J.Keun was met vlagnummer 5 lid van het zeemanscollege Zeemansvoorzorg te Harlingen in de periode 1851-1853034.

 

J.A.Keun (met als correspondentie adres Canne & Balwé te Amsterdam ) werd per 17 mei 1836 met vlagnummer 349 en op voordracht van H.Mulder ingeschreven als effectief lid van het Amsterdams zeemanscollege "Zeemanshoop". Ten tijde van de inschrijving was zijn schip de "Elisabeth Maria". Toegevoegd is "overleden"002.

In de Algemene Vergaderingen van het Amsterdamse zeemanscollege Zeemanshoop van 10/17 mei 1836 werd als effectief lid voorgedragen/benoemd Johan Antonie Keun, oud 36 jaar, voerend de kof Elisabeth Maria”, afkomstig uit PekelA en met als adres Canne & Baluwé te Amsterdam, op voordracht van kapitein H.Mulder023.

 

 

Opmerkingen in verband met lidmaatschap Zeemanscollege(s)

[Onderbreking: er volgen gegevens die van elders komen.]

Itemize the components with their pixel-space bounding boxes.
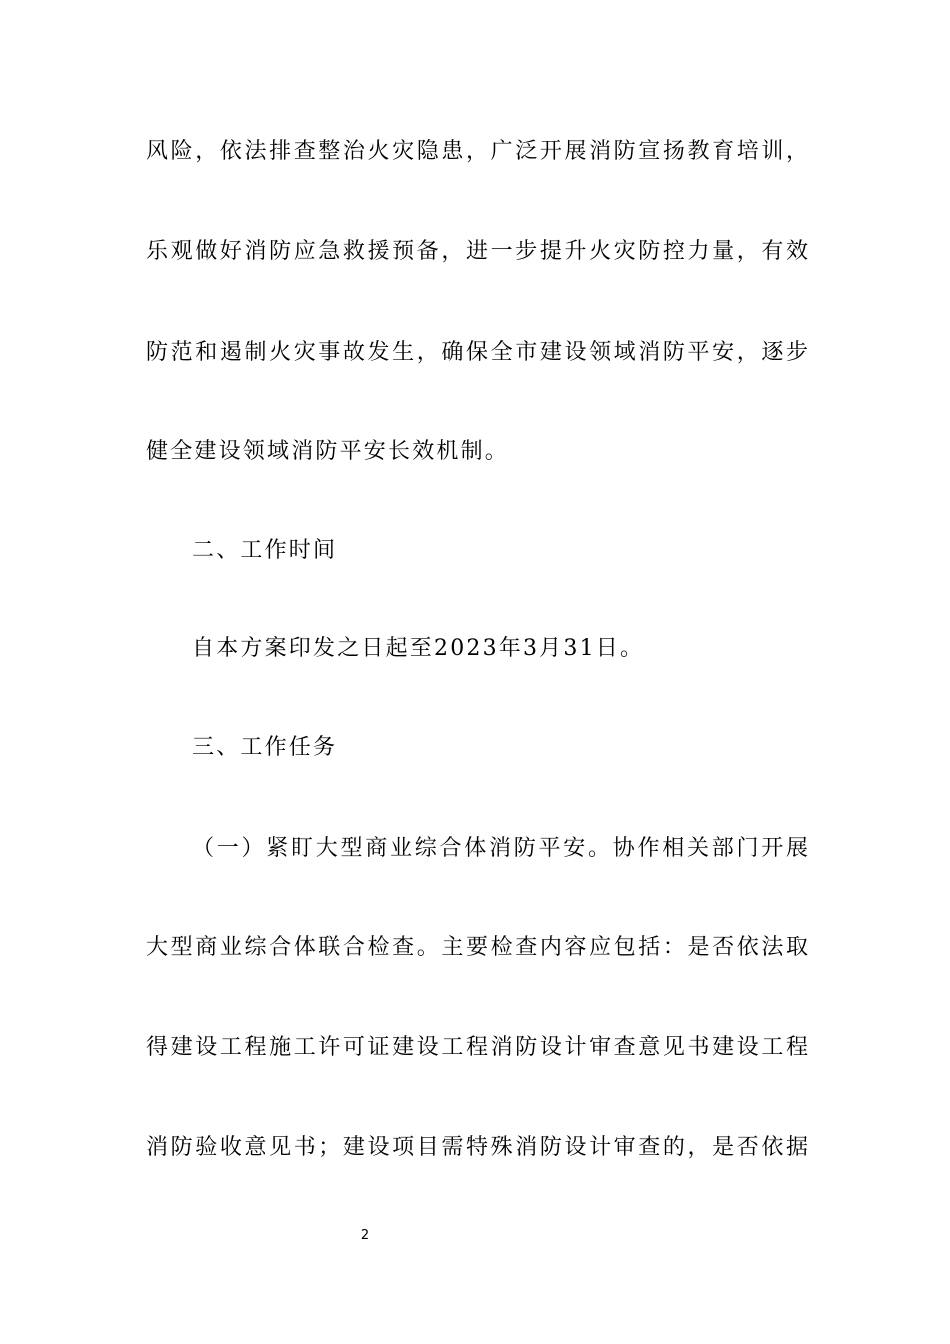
page-number: 2 xyxy=(360,1228,370,1243)
section-heading: 三、工作任务 xyxy=(192,735,338,760)
body-line: 风险，依法排查整治火灾隐患，广泛开展消防宣扬教育培训， xyxy=(146,139,808,164)
body-line: 健全建设领域消防平安长效机制。 xyxy=(146,439,510,464)
body-line: 防范和遏制火灾事故发生，确保全市建设领域消防平安，逐步 xyxy=(146,340,808,365)
section-heading: 二、工作时间 xyxy=(192,538,338,563)
body-line: 消防验收意见书；建设项目需特殊消防设计审查的，是否依据 xyxy=(146,1135,808,1160)
section-text: 自本方案印发之日起至2023年3月31日。 xyxy=(192,636,645,661)
body-line: 乐观做好消防应急救援预备，进一步提升火灾防控力量，有效 xyxy=(146,239,808,264)
body-line: 得建设工程施工许可证建设工程消防设计审查意见书建设工程 xyxy=(146,1035,808,1060)
body-line: 大型商业综合体联合检查。主要检查内容应包括：是否依法取 xyxy=(146,935,808,960)
body-line: （一）紧盯大型商业综合体消防平安。协作相关部门开展 xyxy=(192,836,808,861)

Volgens de Nederlandse consul in Christiaansand is J.A.Keun op 21 november 1853 vanuit die plaats naar Harlingen vertrokken. "Sedert nimmer iets van genoemd schip of deszelfs Equipage vernomen zijnde mag thans het vergaan daarvan niet langer betwijfeld worden". Zij had aanspraak op een uitkering uit het fonds van het zeemanscollege Zeemansvoorzorg van ¦300,-, op haar verzoek voor de helft uit te keren op 21 mei 1853 en de "wederhelfte na verloop van zes maanden na de eerste uitkering in zes gelijke termijnen maandelijks te ontvangen". De kinderen Pieter, Balthasar, Margaretha en Eilt, allen geboren te Harlingen kregen een uitkering ineens van ¦10.-028-fol.005. (volgens mevr. Antonia Velthuis - e-mail dd 18 juni 2000 - is alleen Eilt in Harlingen geboren, en de andere kinderen in Nieuwe Pekela)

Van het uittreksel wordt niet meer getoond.